Oireachtas Joint and Select Committees

Tuesday, 1 February 2022

Joint Oireachtas Committee on Education and Skills

Education (Admission to Schools) Bill 2020: Discussion

Photo of Pauline O'ReillyPauline O'Reilly (Green Party) | Oireachtas source

I thank the witnesses and the Deputy. It is very welcome that people are positive. I would like to address the challenges around oversubscription. It is critical and it is somewhat related. In a city like Galway, where I am from, we have massive oversubscription and a small number of schools. Part of the difficulty is the patronage system. People's number one choice is a school where the ethos matches their family's ethos. The majority are not going to get in there so they have a second tier of those that may be more accommodating of different beliefs. There are different reasons they might decide to go to a school. It is to do with local schools but it is also to do with ethos. According to CSO figures, of those who are Catholic, only 27% are going to mass yet 90% of the schools are Catholic. It is inevitable that people are not getting the schools that match their family's traditions. Tradition is important to those families as well.

This has to be addressed in the entire conversation about oversubscription. Even where we have oversubscription, the criteria applied to determine who goes to those schools has to be just and fair. Whether a school is oversubscribed or not is kind of irrelevant in that conversation.
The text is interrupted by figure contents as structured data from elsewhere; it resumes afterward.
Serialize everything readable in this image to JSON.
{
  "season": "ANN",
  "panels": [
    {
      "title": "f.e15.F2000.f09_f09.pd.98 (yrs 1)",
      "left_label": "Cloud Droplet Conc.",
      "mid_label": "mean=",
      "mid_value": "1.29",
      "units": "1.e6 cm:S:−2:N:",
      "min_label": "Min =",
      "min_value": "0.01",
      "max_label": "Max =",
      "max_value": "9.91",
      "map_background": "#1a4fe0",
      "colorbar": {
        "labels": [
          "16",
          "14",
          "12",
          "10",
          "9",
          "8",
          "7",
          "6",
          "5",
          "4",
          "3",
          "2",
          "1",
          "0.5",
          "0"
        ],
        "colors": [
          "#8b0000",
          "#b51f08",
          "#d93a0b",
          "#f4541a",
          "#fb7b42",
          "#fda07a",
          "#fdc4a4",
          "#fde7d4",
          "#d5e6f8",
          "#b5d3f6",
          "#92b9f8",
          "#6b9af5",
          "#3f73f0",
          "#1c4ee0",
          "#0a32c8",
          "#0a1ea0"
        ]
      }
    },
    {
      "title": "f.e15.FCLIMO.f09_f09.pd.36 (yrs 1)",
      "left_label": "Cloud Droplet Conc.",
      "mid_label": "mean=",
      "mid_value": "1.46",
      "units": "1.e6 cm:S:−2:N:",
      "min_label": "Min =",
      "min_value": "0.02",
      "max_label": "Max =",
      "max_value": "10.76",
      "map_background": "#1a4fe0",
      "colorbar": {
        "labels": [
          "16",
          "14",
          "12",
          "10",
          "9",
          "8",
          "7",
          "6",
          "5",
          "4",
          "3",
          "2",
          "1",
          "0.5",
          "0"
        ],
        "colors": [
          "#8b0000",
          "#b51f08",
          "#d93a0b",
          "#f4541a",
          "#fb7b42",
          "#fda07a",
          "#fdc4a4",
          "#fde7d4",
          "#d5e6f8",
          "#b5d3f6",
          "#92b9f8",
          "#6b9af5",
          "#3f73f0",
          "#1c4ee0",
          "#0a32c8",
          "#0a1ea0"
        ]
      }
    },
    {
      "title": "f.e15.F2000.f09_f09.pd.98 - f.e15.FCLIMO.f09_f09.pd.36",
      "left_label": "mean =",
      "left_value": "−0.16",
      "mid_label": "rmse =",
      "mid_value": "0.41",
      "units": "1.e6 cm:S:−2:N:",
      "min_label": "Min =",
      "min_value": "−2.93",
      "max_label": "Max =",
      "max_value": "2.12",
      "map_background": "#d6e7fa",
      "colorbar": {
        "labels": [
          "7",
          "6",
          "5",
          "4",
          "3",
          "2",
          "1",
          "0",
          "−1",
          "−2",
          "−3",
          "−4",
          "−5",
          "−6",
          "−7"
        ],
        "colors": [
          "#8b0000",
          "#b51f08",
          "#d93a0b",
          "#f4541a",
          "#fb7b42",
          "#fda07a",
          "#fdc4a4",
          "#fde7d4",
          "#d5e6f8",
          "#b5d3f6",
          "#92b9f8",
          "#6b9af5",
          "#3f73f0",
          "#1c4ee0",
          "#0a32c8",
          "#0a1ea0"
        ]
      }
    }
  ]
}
If a school can just apply anything because it is oversubscribed, where is the equality in that? Justice must not only be done but it must be seen to be done when it comes to the numbers who are actually affected.

In the same way when it comes to equality it is not just that there are not that many people affected. Do people feel like the system is equal for everyone? At the moment they just do not. This is part of what creates that.

I very much agree with a lot of what Deputy Ó Ríordáin has said. This is about elites although I do not think many people intended it to be that way. When I go to doors people ask if I can get them into X school. I am sure a lot of members get the same thing; we cannot get somebody in. In the same way, if it was my child, I would be looking for whatever is out there that I could possibly use. I do not know that it is always to do with tradition. It is to do with what people can do to get their child into a school that is fundamentally compatible with their system of beliefs, whatever that might be. I would like the witnesses to address that point. I think the two things are being conflated, the oversubscription and what we apply.

A lot of people have mentioned the fact that there are new people moving to the area. I know many people who cannot afford to live or get a house in the county where their parents went to school. There are people who travel from county to county as members of the Traveller community do. Quite apart from that, we have lots of new people coming into the country. It is simply not something we can stand over. We cannot say we have an equal Ireland for everyone and still have some of these things applied to the conditions in which people can join schools. I understand that people will use whatever means they can. It is our job to legislate for a better system that is fairer.